Deshayes (2003:40) met le suffixe -ell breton en relation avec le suffixe -ell gallois.

Le français comme le gallo ont pu soutenir ou alimenter ce préfixe par des emprunts au diminutif moyen français -elle f. (au masculin -el au cas régime sg., et -eaus, -iaus au cas régime pluriel). Bonnard & Régnier (1989:25) donnent, pour l'ancien français, agnelle, prunelle, nacelle... Le suffixe -elle du gallo peut être une autre source d'emprunt, avec penelle 'labeur, misère, peine', binelle 'corbeille en paille, paneton' (Auffray 2007:intro).


A ne pas confondre

Press (1986:61) pointe que les noms finissant en –ell non-dérivés (ur sell, masc., 'un regard') ne relèvent pas du suffixe -ell. Selon lui, les noms empruntés (ur c’hastell 'un château') non plus, mais il ne fournit pas d'argument à l'appui.

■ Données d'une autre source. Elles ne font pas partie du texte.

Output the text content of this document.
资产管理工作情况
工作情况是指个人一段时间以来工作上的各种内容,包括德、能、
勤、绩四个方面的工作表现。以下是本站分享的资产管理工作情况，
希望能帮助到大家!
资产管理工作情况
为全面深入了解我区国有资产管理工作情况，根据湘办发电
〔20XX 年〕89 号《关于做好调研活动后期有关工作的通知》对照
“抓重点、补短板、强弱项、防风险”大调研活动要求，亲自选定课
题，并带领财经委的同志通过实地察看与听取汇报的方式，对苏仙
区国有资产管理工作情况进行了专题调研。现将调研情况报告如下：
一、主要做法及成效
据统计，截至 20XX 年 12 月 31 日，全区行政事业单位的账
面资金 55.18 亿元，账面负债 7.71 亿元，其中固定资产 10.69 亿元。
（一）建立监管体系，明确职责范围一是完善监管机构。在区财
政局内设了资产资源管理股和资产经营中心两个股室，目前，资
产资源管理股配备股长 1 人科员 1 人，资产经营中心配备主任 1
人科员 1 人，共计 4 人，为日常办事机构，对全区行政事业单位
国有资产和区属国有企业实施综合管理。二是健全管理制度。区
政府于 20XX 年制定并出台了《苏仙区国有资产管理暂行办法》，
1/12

Il existe aussi en breton un autre suffixe nominal réalisé en -el, -ol. L'opposition entre les substantifs nominaux -ell et -el tient dans la longueur de la voyelle (brezhell 'maquereau' vs. brezel 'guerre').

Une finale en -ellat peut relever soit d'un suffixe -ellat itératif, soit d'une verbalisation en -at d'un nom d'instrument en -ell (pigell 'pioche' > pigellat, pigellein 'piocher', Le Bayon 1878:21).